Palo Alto has more than 100 POPs in 77 countries and promises five-nines availability per month (26 seconds of down time).
Versa
Like all of the vendors in this list, Versa incorporates a FWaaS into a comprehensive SASE product that can be internally deployed in a data centre (self-managed), hosted by a service provider, delivered as a Versa-managed cloud service or as a hybrid combination of internal and managed services. Its VOS software supports multiple tenants and uses a single-pass architecture that parallelises packet processing and security components to improve performance and scalability. Versa’s NGFW has a similar feature set to the other firewalls in this article, namely:
- L3-L7 SPI with zone-based protection with standard address-port ACLs and rules based on geo-location or the time-of-day.
- Application awareness and filtering with built-in rules for more than 3000 applications and protocols.
- URL categorisation and filtering.
- IDS/IPS with default and custom signatures and profiles.
- Anti-virus scanning with automatic signature updates and support for more than 35 file types.
- DDoS protection.
Zscaler
Zscaler’s Zero Trust Exchange is a four-pronged cloud-based approach to user, application and cloud security that uses FWaaS in several areas and allows contextual information to be shared between the firewall and other security services. Zscaler runs on 150 data centres around the world that process more than 160 billion transactions per day. Like all FWaaS products, Zscaler uses a unified, distributed control plane that provides policy consistency across all firewall instances. The Zscaler Cloud Firewall feature set is consistent with its competitors in this article and includes:
- Standard IP, port and domain name policies (aka ACLs).
- DPI with TLS support.
- Integrated IPS.
- DNS security and control that can block malicious domains, detect and prevent DNS tunnelling, and enable policies based on user, app, and geo-location.
- Log aggregation of data from all firewall instances with analytics to predict trends, expose anomalous behaviour and facilitate troubleshooting.
- Managed threat database that identifies new exploits from the billions of pooled requests in the Zscaler cloud and automatically updates blocking policies for all customers.
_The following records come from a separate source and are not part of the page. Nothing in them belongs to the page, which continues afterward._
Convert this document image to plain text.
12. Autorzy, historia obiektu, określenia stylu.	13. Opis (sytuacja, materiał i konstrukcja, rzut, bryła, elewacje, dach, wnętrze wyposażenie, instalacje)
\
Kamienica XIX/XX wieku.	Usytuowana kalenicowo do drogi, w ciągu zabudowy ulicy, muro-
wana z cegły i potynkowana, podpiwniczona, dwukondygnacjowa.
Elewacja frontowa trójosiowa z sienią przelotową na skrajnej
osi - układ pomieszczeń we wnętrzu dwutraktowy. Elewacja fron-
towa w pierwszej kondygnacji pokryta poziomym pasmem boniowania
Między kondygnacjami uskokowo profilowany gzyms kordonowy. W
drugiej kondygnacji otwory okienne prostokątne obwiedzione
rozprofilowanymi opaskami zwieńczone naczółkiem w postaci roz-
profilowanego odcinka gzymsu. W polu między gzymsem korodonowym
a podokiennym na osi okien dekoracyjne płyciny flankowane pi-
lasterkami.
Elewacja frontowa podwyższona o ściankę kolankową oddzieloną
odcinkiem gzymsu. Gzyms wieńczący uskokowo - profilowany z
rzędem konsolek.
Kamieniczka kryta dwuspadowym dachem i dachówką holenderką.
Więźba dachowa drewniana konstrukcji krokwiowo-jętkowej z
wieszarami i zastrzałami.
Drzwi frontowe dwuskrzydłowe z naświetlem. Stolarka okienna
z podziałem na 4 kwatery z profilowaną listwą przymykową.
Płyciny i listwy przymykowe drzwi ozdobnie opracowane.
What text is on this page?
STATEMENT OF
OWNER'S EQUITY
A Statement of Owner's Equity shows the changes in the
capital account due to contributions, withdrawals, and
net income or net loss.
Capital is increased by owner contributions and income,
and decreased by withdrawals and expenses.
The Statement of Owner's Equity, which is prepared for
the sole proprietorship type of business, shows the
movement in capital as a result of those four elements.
Trends and recommendations
The FWaaS market is dynamic and thriving with estimated revenue growth of 25 percent annually. While many organisations paused infrastructure upgrades last year due to more pressing needs handling an entirely remote workforce, the market should resume robust growth as IT teams are forced to upgrade aging hardware and weigh the benefits of a managed service against the costs of traditional hardware and virtual appliances. FWaaS is particularly advantageous to help make the following strategic changes:
- Aggressively adopting cloud services by migrating legacy applications to IaaS, developing cloud-native applications using container-based PaaS and replacing installed software with SaaS.
- Permanently adopting a hybrid workforce in which some employees return to traditional offices, some are entirely WFH (Working from Home) and some are a mix of both on-site and remote.
- Organisations with a high percentage of end-of-life security hardware requiring immediate replacement and facing significant CapEx for new systems. Also, the Enterprise needing to increase the capacity and throughput of existing security systems due to growth and new application architectures.
- Business adopting zero-trust access security to address the added vulnerabilities of a hybrid workforce.
There is a vibrant FWaaS market comprised of both traditional network equipment vendors and a new generation of cloud-based SASE providers that provide abundant choices for organisations seeking to move their security into the cloud.